I get a speed-up of about 4.8x over the straight scipy code when I've removed the p-value stuff - 8.8x if I leave the p-value stuff in there (I used 10 columns with hundreds of rows). I also checked that it does give the same results. This isn't a really huge improvement, but it might help.
最后,你被卡住,你是计算问题(50000)*(50001)/ 2 = 1250025000皮尔森系数(如果我正确计算)。太多了。顺便说一句,真的没有必要计算每行的Pearson相关系数与本身(这将等于1),但只把你从计算50000皮尔森系数。有了上面code,我预计,这将需要大约4 1/4小时做你的计算,如果你有10列,基于我对小数据集的结果数据。
Ultimately, you are stuck with the problem that you are computing (50000)*(50001)/2 = 1,250,025,000 Pearson coefficients (if I'm counting correctly). That's a lot. By the way, there's really no need to compute each row's Pearson coefficient with itself (it will equal 1), but that only saves you from computing 50,000 Pearson coefficients. With the above code, I expect that it would take about 4 1/4 hours to do your computation if you have 10 columns to your data based on my results on smaller datasets.
您可以通过采取上述code到用Cython或类似的东西得到一些改善。
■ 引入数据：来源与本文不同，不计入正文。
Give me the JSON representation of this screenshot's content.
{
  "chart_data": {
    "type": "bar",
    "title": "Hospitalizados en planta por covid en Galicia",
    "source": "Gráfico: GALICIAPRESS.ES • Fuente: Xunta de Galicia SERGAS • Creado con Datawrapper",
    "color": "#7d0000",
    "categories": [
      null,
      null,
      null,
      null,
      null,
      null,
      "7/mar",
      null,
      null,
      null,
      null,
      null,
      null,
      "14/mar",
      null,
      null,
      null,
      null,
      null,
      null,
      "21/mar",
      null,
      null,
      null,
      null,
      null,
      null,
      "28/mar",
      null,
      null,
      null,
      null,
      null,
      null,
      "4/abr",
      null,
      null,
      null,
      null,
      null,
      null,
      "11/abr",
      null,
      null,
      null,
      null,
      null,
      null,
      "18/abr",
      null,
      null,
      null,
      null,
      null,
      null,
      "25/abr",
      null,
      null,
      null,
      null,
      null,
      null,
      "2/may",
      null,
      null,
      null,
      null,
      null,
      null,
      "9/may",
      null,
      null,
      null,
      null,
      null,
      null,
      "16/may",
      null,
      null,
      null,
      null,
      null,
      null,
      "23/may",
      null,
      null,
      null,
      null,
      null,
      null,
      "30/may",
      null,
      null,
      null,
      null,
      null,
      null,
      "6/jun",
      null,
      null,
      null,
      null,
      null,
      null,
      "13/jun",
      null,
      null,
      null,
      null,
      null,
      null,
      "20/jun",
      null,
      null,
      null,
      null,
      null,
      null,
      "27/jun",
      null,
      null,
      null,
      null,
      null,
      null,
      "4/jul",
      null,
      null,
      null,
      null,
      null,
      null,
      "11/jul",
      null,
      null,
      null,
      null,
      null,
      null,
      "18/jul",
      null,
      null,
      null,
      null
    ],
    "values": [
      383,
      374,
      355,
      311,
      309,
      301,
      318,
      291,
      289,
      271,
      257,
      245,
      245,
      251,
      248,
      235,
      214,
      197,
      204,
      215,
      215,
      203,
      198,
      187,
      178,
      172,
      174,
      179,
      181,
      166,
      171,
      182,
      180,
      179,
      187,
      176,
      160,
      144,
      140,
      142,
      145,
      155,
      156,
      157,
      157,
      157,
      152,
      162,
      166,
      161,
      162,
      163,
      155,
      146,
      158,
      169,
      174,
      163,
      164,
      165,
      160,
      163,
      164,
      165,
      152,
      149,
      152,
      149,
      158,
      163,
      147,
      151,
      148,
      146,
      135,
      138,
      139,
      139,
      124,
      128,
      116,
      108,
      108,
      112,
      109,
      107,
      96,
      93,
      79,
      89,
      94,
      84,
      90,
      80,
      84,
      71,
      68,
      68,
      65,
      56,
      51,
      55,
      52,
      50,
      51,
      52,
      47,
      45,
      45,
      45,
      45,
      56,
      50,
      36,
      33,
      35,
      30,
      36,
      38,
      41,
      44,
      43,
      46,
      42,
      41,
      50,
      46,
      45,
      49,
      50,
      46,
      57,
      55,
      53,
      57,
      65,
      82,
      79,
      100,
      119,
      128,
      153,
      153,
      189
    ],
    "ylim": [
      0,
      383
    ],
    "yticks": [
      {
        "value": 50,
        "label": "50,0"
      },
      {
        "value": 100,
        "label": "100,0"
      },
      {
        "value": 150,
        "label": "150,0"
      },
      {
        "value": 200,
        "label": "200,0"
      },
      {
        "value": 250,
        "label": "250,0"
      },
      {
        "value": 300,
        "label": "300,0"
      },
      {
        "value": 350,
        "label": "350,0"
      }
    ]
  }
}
我希望你将可能获得高达10倍的改进直SciPy的,如果你是幸运的。此外,所建议的pyInTheSky,你可以做一些多。
You can get some improvement by taking the above code into Cython or something similar. I expect that you'll maybe get up to a 10x improvement over straight Scipy if you're lucky. Also, as suggested by pyInTheSky, you can do some multiprocessing.
这篇关于找到相关矩阵的文章就介绍到这了,希望我们推荐的答案对大家有所帮助,也希望大家多多支持!